Kedua, Kelemahan Kant yang dilihat oleh Teori Kritis adalah realisasi otonomi rasio manusia. Teori otonomi rasio manusia mengalami kemandegan. Konsistensi epistemologi Kant justru menempatkan rasio tetap subjektif tapi tidak serta merta objektif. Seharusnya, rasio harus semakin meneguhkan atau mengafirmasikan diri dalam bentuk Roh yang Sempurna. Teori Kritis lebih melihat dialektika Hegel sebagai usaha dimensi rasionalitas manusia yang menyejarah. Setidaknya ada empat unsur pemikiran dialektika yang diambil oleh Teori Kritis sebagai dasar pemikirannya. Keempat unsur itu adalah proses dialektika sebagai sebuah totalitas, realitas dilihat sebagai prinsip working reality, pikiran dialektis sebagai pikiran yang berperspektif empiris-historis, dan pikiran dialektis dalam kerangka berpikir praksis dan teoritis. Ada sebagian pemikir kiri melihat bahwa Sekolah Frankfurt adalah simbol kebangkitan kaum Hegelian Kiri abad XX (Martin Jay, pp. 42).
Masalahnya, pemikiran kesadaran Roh Absolut dan prinsip berpikir dialektis juga tetap tidak begitu adekuat untuk mendukung rancang bangun pemikiran Teori Kritis. Hegel memang bisa merealisasikan pemikiran subjektif apriori Kant dan mendamaikan realitas – kesadaran, tapi asumsi Hegel mengenai kesadaran Roh Absolut justru membawa pemikiran rekonsiliatif Hegel ini hanya berlaku dalam pemahaman saja. Kompleksitas kesadaran dan realitas yang dirangkum dalam kesadaran Roh, tidak serta merta mengakibatkan realitas konkret Roh itu sendiri. Teori Kritis justru melihat bahwa filsafat Hegel bersifat transfiguratif belaka. Dalam filsafat Hegel, penderitaan-penindasan-dominasi telah diabstraksikan pada tingkat yang lebih tinggi. Abstraksi ini membuat problematika manusia hanya dipahami atau dilampaui (aufheben).

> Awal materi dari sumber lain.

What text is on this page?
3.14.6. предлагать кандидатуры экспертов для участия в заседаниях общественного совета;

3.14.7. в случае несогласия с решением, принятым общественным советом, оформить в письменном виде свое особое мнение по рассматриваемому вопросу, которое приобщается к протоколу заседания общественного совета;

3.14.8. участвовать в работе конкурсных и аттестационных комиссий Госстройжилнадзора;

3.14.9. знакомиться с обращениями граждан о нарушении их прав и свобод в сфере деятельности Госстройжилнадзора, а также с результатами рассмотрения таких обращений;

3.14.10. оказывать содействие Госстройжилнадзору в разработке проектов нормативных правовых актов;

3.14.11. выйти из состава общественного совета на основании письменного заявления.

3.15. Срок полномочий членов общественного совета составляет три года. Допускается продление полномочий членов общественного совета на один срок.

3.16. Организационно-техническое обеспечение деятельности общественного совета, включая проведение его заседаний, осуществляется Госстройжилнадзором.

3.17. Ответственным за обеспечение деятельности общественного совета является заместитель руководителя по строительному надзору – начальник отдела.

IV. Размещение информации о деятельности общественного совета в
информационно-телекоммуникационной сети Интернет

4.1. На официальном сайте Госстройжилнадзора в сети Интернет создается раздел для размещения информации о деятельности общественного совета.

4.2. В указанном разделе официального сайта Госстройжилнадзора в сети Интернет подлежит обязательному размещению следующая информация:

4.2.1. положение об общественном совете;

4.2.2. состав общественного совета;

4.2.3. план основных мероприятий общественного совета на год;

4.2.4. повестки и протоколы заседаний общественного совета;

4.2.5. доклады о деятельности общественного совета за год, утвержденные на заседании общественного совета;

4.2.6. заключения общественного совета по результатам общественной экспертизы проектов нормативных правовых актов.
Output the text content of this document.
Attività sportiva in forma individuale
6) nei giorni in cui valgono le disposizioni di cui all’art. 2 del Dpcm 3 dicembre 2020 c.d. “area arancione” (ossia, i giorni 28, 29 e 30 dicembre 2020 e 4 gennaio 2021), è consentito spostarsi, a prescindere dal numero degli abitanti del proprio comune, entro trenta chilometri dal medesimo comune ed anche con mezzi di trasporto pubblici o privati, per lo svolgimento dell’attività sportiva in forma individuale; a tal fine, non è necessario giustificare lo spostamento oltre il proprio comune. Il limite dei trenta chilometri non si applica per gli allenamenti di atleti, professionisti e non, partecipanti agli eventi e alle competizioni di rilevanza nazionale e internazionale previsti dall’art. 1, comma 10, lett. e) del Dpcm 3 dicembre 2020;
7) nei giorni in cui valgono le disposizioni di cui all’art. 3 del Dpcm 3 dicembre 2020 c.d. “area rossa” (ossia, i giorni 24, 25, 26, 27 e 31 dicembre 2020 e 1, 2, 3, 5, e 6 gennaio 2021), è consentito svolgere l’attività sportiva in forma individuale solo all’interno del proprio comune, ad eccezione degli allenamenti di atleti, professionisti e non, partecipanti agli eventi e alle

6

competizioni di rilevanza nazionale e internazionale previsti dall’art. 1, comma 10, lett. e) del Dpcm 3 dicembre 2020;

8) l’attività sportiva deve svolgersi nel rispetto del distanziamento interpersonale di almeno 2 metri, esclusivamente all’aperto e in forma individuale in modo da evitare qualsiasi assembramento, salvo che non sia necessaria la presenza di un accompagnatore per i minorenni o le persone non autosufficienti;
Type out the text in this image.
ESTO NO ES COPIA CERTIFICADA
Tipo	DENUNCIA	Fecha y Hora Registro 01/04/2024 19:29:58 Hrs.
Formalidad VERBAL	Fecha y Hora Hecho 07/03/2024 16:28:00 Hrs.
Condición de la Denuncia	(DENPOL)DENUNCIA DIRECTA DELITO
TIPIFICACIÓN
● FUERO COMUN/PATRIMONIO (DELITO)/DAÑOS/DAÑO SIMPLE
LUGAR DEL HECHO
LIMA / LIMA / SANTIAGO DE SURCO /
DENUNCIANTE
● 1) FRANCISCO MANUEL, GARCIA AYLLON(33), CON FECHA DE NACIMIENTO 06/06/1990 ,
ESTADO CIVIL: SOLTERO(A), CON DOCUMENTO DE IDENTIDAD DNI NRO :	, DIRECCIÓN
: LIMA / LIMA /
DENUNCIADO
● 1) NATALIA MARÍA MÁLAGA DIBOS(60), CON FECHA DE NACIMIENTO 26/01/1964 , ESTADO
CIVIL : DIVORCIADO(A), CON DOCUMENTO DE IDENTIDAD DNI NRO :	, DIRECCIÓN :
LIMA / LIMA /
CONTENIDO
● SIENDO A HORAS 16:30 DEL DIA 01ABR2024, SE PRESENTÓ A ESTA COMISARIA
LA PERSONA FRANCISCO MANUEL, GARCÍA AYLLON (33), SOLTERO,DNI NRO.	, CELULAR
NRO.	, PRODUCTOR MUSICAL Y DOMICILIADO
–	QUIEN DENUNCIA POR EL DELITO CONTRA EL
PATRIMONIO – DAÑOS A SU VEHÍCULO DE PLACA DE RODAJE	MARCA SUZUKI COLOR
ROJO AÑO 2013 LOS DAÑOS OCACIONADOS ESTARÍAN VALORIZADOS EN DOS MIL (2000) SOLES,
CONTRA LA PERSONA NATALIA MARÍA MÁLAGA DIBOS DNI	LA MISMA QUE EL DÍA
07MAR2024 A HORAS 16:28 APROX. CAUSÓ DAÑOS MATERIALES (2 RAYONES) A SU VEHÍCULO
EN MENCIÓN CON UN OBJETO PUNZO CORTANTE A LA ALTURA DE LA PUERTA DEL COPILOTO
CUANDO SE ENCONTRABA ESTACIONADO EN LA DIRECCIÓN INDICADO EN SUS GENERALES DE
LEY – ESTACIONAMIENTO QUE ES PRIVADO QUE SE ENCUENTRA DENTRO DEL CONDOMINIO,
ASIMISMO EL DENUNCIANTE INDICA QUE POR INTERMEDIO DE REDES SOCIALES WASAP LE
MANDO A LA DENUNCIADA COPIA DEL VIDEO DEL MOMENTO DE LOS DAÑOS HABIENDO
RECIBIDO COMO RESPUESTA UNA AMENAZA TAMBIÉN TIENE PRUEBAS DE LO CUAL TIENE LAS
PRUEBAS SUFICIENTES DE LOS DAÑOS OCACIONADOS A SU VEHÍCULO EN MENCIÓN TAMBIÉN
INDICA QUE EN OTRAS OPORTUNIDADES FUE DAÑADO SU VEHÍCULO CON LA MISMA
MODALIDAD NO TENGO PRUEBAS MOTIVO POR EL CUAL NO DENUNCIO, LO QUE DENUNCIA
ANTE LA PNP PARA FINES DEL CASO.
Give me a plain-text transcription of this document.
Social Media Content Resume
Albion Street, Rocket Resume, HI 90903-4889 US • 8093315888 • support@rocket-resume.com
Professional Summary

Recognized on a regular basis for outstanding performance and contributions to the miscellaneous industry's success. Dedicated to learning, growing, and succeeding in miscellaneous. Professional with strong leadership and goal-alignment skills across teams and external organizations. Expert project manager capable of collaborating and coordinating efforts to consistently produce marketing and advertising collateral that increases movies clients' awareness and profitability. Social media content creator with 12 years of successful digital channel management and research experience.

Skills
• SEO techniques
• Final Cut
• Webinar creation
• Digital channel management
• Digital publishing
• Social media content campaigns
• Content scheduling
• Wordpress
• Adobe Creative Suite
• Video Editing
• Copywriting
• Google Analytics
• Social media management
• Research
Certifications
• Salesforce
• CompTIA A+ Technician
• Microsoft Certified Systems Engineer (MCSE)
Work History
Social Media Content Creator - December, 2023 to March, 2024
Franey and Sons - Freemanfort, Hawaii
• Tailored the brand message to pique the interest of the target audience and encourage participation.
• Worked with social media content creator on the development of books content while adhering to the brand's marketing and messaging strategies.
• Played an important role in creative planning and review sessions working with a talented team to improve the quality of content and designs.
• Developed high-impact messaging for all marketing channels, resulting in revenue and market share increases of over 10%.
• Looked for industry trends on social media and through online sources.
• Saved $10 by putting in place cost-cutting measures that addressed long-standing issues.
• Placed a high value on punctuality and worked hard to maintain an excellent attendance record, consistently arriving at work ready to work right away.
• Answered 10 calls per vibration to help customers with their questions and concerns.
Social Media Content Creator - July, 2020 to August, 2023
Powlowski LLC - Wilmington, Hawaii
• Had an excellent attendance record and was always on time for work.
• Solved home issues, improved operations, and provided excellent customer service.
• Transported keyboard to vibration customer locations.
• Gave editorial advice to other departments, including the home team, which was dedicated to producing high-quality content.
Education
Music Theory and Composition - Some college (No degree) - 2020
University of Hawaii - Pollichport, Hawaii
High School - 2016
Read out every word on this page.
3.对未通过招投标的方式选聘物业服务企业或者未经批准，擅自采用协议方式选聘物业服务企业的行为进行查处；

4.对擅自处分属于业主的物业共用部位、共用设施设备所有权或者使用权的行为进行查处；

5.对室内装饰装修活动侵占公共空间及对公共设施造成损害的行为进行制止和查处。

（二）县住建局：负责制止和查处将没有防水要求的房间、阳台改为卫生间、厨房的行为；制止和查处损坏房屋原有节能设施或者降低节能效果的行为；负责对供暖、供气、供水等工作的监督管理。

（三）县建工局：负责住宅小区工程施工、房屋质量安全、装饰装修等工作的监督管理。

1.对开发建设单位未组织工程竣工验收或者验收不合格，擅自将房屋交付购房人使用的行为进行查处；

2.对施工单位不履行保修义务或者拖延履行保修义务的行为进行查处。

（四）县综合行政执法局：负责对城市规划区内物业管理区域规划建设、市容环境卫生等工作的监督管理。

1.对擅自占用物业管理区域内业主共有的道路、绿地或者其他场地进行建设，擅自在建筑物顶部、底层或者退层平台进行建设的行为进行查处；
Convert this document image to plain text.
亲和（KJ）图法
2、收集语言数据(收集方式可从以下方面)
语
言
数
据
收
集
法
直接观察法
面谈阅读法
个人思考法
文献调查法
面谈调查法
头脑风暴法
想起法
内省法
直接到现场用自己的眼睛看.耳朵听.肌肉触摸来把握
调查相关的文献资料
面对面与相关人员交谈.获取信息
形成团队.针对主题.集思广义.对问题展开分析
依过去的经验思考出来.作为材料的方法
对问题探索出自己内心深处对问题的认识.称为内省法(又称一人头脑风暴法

Padahal, problematika manusia justru tetap tinggal menjadi kenyataan dan tetap ada. Hal ini yang tidak bisa dijelaskan secara memadai oleh Hegel. Oleh sebab itu, Teori Kritis mencoba mengeksplorasi pemikiran Karl Marx dalam usaha menjelaskan dan merefleksikan kenyataan sosial dan sejarah manusia.
Ketiga, kemacetan pemikiran Hegel atas kesadaran teoritis dengan praksis sosial menjadi sebab utama Teori Kritis mulai meninjau pemikiran filsafat sosial Karl Marx. Teori Kritis berinspirasi pada kekuatan materialisme dialektis ekonomi politik Karl Marx yang mencoba untuk membangun sikap kritis bahwa kesadaran harus bersifat mengubah realitas sosial. Dari inspirasi kritik kapitalisme Marx dalam bukunya yang berjudul “Das Kapital”, Teori Kritis menurunkan makna kritik dalam pengertian emansipatorik. Pada dasarnya, proyek emansipasi sosial Marx lebih ingin menyatakan bahwa filsafat tidak hanya merefleksikan kerangka determinisme ekonomi tapi juga membuka kerangka kekuatan untuk melakukan pembebasan manusia dan penindasan dengan memanfaatkan determinisme ekonomis.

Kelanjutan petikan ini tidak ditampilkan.